Leasing de coches para particulares y empresas. ¿En qué consiste?

Comprar un coche nuevo es la segunda inversión más importante de nuestras vidas tras la de la vivienda. Representa un importante desembolso, pero hay alternativas como el renting o el leasing de coches para particulares y empresas que permiten hacerse con el servicio del coche por una cuota fija mensual que incluye todos los servicios, con lo que se evitan imprevistos y se tiene el coste totalmente garantizado.
Con la crisis, la renovación del vehículo se ha ido retrasando en muchos hogares, pero llega un momento en el que el coche es tan viejo que supone una gran pérdida de seguridad y de eficiencia en el consumo, y sobre todo se convierte en un pozo en el que hay que enterrar mucho dinero en reparaciones.
Por eso, llega el momento de comprar uno, pero tiene un gran inconveniente; y es que hay que pagarlo. El renting y el leasing de coches para particulares y empresas representan dos opciones diferentes para hacerse con un coche y despreocuparse de todo lo demás a cambio de una cuota mensual fija.

El leasing de coches para particulares y empresas es una fórmula basada en el “arrendamiento financiero”, que viene a ser un alquiler con opción de compra al finalizar la duración del contrato, normalmente entre 24 y 72 meses. Finalizado este período, el titular tiene la opción de adquirir el vehículo en propiedad pagando el valor residual estipulado en el contrato, prorrogar el contrato con nuevas cuotas mensuales o cambiar el vehículo mediante nuevo contrato.

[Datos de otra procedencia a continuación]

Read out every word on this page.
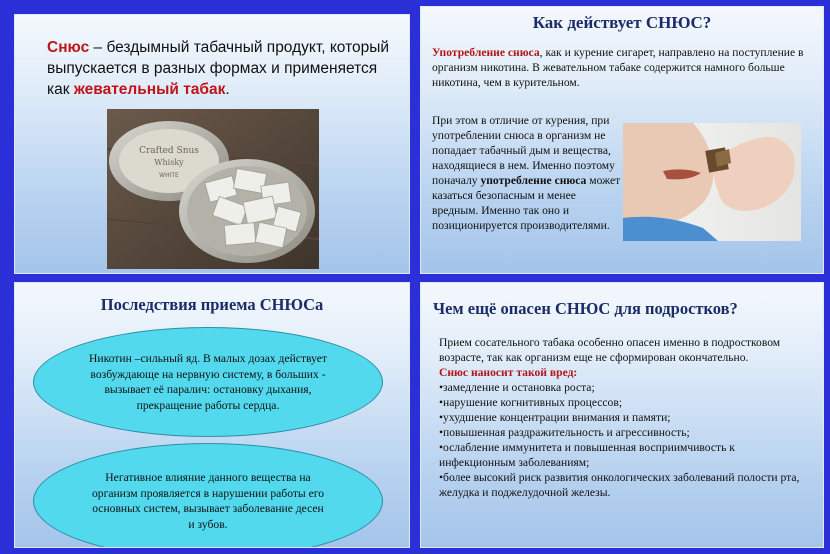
Снюс – бездымный табачный продукт, который выпускается в разных формах и применяется как жевательный табак.

Crafted Snus
Whisky
WHITE
Как действует СНЮС?

Употребление снюса, как и курение сигарет, направлено на поступление в организм никотина. В жевательном табаке содержится намного больше никотина, чем в курительном.

При этом в отличие от курения, при употреблении снюса в организм не попадает табачный дым и вещества, находящиеся в нем. Именно поэтому поначалу употребление снюса может казаться безопасным и менее вредным. Именно так оно и позиционируется производителями.

Последствия приема СНЮСа
Никотин –сильный яд. В малых дозах действует возбуждающе на нервную систему, в больших - вызывает её паралич: остановку дыхания, прекращение работы сердца.
Негативное влияние данного вещества на организм проявляется в нарушении работы его основных систем, вызывает заболевание десен и зубов.
Чем ещё опасен СНЮС для подростков?
Прием сосательного табака особенно опасен именно в подростковом возрасте, так как организм еще не сформирован окончательно.
Снюс наносит такой вред:
•замедление и остановка роста;
•нарушение когнитивных процессов;
•ухудшение концентрации внимания и памяти;
•повышенная раздражительность и агрессивность;
•ослабление иммунитета и повышенная восприимчивость к инфекционным заболеваниям;
•более высокий риск развития онкологических заболеваний полости рта, желудка и поджелудочной железы.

Esta opción representa una solución idónea para muchas empresas que no desean invertir o no pueden hacerlo de forma inmediata.

Las empresas y los autónomos pueden financiar el 100% del coche, sin pagar entrada, pero la principal ventaja del leasing de coches para particulares y empresas es su tratamiento fiscal favorable en el Impuesto de Sociedades o IRPF. Según la empresa arrendataria de los vehículos se establecen unas condiciones u otras en el contrato de alquiler. Algunas establecen que los gastos de mantenimiento, así como el seguro o averías corran por cuenta del cliente, mientras que otras ofrecen la cobertura de todos estos elementos.

Normalmente quien compra un coche no es un experto en el sector y, por ello, debe informarse bien para que no se le engañe con el precio. Al contratar el seguro, tampoco se acierta siempre con el mejor y más barato, por lo que también se puede pagar la inexperiencia.

La gran diferencia es que en un concesionario el cliente se pone en manos de muchos profesionales, vendedores, expertos en seguros, mecánicos y finalmente vendedores.